En 2001, toutefois, un théoricien de Los Alamos émet l'idée que des trous noirs stellaires pourraient se former «directement». Par un effondrement de l'étoile sur son coeur, mais sans éjection de matière et, donc, sans flash lumineux. Naissance discrète. Mais pure théorie.
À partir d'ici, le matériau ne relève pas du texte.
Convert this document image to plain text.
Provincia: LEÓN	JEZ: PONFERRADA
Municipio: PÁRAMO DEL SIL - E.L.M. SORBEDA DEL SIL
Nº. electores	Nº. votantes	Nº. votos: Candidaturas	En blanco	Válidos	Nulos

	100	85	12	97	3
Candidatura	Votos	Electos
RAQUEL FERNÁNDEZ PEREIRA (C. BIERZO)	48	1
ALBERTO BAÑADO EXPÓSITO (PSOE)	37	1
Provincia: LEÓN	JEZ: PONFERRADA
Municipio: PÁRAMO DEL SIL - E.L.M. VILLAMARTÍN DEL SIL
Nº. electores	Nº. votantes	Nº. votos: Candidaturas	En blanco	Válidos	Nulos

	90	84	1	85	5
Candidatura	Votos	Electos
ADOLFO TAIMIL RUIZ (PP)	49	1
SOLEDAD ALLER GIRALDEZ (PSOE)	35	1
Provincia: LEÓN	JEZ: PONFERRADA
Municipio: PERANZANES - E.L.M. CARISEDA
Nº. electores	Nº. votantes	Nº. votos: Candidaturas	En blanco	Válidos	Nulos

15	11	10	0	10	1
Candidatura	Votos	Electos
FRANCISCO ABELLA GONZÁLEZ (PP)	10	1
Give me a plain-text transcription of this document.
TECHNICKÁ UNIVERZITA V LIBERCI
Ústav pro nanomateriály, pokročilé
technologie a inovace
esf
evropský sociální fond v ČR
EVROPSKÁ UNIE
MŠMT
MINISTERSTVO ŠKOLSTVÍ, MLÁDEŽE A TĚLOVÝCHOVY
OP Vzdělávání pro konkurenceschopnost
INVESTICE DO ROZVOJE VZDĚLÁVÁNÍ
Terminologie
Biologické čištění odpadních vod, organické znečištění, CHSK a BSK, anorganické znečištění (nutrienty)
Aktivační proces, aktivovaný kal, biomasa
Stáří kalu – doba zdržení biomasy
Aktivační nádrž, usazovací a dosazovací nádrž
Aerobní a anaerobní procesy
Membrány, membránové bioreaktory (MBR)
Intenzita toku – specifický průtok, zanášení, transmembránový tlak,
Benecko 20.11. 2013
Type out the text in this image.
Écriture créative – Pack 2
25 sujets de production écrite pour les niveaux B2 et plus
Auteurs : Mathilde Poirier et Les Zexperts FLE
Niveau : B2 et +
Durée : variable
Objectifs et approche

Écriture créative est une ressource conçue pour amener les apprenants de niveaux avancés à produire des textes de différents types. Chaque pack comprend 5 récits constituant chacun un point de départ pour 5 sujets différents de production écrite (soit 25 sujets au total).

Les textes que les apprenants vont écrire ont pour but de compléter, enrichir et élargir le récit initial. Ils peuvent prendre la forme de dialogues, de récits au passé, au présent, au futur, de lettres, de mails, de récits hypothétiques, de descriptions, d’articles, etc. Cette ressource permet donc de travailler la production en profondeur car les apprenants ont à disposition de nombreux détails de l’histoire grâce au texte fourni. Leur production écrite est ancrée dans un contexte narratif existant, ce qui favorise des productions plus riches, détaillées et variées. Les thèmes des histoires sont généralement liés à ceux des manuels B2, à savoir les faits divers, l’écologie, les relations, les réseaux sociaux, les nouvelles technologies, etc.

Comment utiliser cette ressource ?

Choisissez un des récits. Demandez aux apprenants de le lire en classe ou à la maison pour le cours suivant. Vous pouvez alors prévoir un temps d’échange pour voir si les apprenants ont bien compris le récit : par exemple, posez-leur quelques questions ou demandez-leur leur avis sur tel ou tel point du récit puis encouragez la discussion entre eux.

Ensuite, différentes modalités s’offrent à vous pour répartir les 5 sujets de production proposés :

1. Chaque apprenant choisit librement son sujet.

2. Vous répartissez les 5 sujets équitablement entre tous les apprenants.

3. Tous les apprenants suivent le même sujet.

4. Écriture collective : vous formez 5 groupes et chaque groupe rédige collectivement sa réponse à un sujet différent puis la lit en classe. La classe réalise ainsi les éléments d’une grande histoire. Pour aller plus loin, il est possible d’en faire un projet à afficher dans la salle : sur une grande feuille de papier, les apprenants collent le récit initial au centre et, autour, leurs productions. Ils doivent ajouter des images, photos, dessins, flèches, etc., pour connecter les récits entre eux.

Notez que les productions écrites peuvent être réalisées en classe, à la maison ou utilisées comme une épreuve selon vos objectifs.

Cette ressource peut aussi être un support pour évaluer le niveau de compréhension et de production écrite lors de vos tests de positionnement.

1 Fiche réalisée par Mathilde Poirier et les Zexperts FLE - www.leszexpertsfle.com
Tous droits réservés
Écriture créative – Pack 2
Elle va donner à Félix Mirabel l'occasion d'une formidable démonstration «d'astronomie virtuelle», explique-t-il, de l'art de faire des découvertes majeures sans dépenser un centime en observations nouvelles.
Ce qu'il faut, à cet art, c'est l'aptitude «à formuler les bonnes questions, puis à dénicher les informations déjà connues qui permettent d'y répondre.» La bonne question était : qu'est-ce qui pourrait bien différencier un trou noir formé «directement» de celui né d'une supernova ?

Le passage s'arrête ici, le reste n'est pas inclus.